March 11 2012 03:49PM
So NHL clubs are complaining about Hockey Night in Canada, eh?
There are two things to consider here. First of all, of course NHL teams are going to want to make comments about the coverage they are getting. They are in a contract with their broadcasters, they are going to feel a certain level of 'partnership' is their due.
But it should be remembered who is paying whom. The CBC pays the NHL for the right to broadcast the games. As a media outlet, it's their job to report the story, no matter what that story might be. Sometimes that story might be somewhat embarassing to the NHL or one of its teams. Run your team badly? Players unhappy? Fans unhappy? If there's a story, Hockey Night in Canada would not be doing their job if they let the story go idle.
The complications lie in the fact that HNIC presumes they should get a heightened level of access because of all the money they are spending. This places them in a terrible ethical dilemma - the heightened access means they may develop a more intimate relationship with the people being reported-on than might develop otherwise. It's a difficult balance between trust and suspicion on the part of the NHL players and management who deal with reporters.
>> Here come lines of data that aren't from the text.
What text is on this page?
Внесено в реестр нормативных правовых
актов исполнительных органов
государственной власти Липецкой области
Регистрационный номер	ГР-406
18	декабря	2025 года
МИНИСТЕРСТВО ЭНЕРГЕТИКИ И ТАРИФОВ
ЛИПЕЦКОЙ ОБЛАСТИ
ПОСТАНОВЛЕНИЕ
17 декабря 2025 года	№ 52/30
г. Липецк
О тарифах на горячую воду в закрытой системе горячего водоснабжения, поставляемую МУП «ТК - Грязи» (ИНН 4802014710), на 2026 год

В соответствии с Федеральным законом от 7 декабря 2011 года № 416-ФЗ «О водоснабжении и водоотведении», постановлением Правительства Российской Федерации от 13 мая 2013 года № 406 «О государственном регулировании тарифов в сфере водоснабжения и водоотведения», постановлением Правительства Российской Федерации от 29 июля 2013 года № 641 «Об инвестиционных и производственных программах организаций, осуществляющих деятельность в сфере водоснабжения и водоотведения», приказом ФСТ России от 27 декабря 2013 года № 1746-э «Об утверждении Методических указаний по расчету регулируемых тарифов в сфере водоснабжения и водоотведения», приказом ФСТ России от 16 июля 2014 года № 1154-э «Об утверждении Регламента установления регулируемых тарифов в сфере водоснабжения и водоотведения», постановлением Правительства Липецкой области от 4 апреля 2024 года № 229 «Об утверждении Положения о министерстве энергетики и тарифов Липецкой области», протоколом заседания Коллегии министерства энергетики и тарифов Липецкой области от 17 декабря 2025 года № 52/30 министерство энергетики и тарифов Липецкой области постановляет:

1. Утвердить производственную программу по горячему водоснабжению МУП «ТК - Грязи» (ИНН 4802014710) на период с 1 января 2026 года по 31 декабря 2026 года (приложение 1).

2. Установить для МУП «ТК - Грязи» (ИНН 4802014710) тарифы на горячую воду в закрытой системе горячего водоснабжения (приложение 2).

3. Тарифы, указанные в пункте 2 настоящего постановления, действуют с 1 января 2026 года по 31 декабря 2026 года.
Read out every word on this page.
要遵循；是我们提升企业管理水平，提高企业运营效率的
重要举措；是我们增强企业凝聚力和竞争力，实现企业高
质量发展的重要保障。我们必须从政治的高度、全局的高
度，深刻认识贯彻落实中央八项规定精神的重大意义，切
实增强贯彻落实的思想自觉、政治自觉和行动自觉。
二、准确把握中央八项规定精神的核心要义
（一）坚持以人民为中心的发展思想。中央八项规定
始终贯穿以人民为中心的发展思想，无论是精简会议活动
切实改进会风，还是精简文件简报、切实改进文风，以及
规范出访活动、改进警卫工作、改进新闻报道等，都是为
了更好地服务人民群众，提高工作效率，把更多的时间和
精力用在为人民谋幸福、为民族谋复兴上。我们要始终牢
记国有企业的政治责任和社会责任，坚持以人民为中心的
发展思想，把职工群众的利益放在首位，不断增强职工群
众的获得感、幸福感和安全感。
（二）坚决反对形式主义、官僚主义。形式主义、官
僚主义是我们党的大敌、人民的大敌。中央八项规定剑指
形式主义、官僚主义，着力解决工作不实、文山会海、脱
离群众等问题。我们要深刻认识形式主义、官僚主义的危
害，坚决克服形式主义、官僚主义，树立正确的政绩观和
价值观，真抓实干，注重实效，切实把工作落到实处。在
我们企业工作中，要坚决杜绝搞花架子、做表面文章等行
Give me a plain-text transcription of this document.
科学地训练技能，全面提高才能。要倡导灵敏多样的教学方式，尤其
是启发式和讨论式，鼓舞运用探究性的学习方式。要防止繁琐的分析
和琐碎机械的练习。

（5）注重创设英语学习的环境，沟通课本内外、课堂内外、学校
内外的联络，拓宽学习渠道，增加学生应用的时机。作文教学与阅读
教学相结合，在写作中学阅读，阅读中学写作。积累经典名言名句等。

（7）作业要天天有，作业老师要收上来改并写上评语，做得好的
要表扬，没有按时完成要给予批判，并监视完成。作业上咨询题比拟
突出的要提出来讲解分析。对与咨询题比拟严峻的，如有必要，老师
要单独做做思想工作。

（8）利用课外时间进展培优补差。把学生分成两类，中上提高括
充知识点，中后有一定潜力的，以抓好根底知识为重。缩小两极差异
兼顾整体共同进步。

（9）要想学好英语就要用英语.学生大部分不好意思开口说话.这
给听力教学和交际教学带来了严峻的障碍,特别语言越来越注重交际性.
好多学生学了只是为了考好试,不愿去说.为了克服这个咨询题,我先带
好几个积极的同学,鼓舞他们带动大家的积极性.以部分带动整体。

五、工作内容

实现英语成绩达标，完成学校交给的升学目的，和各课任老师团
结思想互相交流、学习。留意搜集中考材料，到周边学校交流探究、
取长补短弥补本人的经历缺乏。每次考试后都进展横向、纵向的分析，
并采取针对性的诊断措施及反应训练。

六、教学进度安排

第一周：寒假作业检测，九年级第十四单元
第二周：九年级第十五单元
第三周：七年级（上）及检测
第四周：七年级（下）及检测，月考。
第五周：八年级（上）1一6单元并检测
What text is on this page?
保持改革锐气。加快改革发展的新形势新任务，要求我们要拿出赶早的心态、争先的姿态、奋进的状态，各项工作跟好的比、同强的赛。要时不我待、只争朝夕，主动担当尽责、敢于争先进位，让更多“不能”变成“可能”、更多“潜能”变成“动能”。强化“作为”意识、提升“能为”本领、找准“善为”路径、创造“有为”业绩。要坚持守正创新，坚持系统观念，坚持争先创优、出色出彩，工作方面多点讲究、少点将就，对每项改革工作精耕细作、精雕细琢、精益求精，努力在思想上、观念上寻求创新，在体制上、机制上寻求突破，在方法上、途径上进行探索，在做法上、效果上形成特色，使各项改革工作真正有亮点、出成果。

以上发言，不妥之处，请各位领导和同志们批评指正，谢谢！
'Will this guy screw me if I give him the answers he really wants?'
It's not an unreasonable concern for guys like Brian Burke. He knows the media is hungry for any story, and anything he says gets vetted till the cows come home. Given how much time gets spent breaking down his words, it's not surprising Burke thinks it's his right to want to contribute to that discussion and to be able to air his grievances when he feels the commentary is unreasonable.
But, that doesn't mean he should be able to dictate what is being reported on. Burke is free to express his disappointment, and to make complaints about what is being said about him, but he shouldn't expect to get much in terms of results.
Are you keeping your responsibilty?
On the flip side, there is the danger of becoming too chummy with the sports guys. One need watch only a few minutes of a Sportsnet broadcast to see how far some will go. Is Dan Murphy really a journalist anymore?
It's a fine edge. The public wants to believe the sports news they get is authentic, not just the 'official' line.